Massimo Introvigne, an Italian religious sociologist and founder of the Center for Studies on New Religions (CESNUR), a global network of academics specializing in new religious groups, contributes to the column.
Introvigne helps explain the 34th part of the series, which provided Xi's response to the question "Why should we take a clear stand against the so-called 'universal values' of the West?" published on September 2.
He said that, in the manner of a Marxist, Xi Jinping classifies human history into stages of development. According to Xi, the era of "feudal autocracy" was replaced by the "more progressive bourgeois revolutions" that took place after that. As a result, Marxist socialism should be victorious against this bourgeois liberalism. "Marxist socialism," on the other hand, will strive to overthrow this "bourgeois liberalism."
According to Xi, the principles of freedom, democracy, and human rights "played a historic role in the process of opposing feudal autocracy."
"As the bourgeoisie gained a dominant position," says Xi Jinping, "these values have increasingly become tools for maintaining the rule of capital."

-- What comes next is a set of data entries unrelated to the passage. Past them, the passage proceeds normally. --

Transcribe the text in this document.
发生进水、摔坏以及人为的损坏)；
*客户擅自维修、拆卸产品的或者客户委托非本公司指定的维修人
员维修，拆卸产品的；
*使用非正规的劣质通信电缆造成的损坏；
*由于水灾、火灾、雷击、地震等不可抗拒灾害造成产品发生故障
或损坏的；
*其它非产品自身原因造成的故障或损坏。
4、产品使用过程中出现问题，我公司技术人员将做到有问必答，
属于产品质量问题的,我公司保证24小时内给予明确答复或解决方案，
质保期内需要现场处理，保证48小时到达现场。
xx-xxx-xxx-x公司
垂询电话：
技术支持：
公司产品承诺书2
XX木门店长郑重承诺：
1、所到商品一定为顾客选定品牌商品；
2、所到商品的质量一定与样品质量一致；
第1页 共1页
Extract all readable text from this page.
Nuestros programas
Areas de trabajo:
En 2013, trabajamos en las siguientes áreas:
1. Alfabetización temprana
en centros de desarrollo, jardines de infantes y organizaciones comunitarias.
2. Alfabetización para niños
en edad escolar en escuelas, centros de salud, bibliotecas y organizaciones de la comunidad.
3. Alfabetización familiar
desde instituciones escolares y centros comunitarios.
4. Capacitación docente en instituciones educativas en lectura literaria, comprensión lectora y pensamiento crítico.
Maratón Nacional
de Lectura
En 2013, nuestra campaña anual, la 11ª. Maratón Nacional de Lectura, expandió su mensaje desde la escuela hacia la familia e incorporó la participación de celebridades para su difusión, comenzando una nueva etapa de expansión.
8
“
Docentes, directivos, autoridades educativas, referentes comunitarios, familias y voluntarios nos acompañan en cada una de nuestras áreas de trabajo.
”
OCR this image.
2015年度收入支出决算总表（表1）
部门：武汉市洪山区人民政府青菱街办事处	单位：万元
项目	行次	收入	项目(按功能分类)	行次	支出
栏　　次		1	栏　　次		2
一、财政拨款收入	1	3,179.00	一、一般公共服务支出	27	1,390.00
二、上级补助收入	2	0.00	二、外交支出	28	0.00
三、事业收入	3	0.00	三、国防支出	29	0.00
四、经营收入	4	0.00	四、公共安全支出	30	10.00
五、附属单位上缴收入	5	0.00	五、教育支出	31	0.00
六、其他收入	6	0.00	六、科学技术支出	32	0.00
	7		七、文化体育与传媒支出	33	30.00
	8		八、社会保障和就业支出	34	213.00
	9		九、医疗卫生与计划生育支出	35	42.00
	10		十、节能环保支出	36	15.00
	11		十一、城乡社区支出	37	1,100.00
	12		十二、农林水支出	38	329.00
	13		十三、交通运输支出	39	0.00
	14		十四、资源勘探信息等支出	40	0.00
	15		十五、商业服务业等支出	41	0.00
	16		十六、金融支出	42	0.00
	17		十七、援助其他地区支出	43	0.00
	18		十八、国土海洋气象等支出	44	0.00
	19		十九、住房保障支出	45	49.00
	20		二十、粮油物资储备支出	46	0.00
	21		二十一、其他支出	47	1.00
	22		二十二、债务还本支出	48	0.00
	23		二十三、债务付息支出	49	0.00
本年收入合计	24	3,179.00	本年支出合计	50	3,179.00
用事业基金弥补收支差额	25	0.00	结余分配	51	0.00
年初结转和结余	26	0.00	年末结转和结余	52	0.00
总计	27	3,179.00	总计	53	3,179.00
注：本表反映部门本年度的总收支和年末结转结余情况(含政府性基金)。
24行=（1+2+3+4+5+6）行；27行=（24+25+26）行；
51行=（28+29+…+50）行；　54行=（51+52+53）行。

To Xi Jinping, this is a "clever" tactic of the global capitalists, headed by "the United States and other Western countries," to "package these values as 'universal values' and promote them globally, which confuses many people."
Thus, for the CCP's leader, advocating for freedom, democracy, and human rights as "universal values" merely produces an "ideological fog" whose "essence and harm" must be unmasked. Additionally, he said that the West is pushing these ideas in China in order to "ultimately overthrow the leadership of the Chinese Communist Party and my country's socialist system."
Introvigne observed that this is often the justification given by totalitarian governments that refuse to provide human rights, freedom, and democracy to their citizens. They argue that these are 'Western' values and are not broadly applicable.
"Xi Jinping's words are music to the ears of all dictators in the world, and this is why they support China at the United Nations every time its abysmally low human rights record is denounced," he noted.
Similarly, the Nazis argued that human rights were not universal and that Germany had its own distinct history, but both the Universal Declaration of Human Rights and contemporary human rights theory refuted this. According to the alliance, there are neither "Western" or "Eastern" human rights, just "rights" that everyone should have based on shared "human nature rather than a historical tradition or political system."
"Either they are respected, or they are not respected," said Introvigne. "Xi Jinping is telling the world China does not and will not respect them-if only the world would listen."
A Christian perspective
From a Christian perspective, the Universal Declaration of Human Rights is merely a reaffirmation of what devout believers throughout history have proclaimed.
In the words of this well-known Oak Cliff pastor Tony Evans, man was made in the image of God, or the "imago Dei." That is, it should be free of bias towards race, gender, or any other artificially created categorization.
"We are of every tribe and nation, and God sees us," Evans said. "But the only subject of the Bible is the glory of God and the advancement of His Kingdom. We are never to allow the politics of men to break up our togetherness, so stand together as the Lord sends you."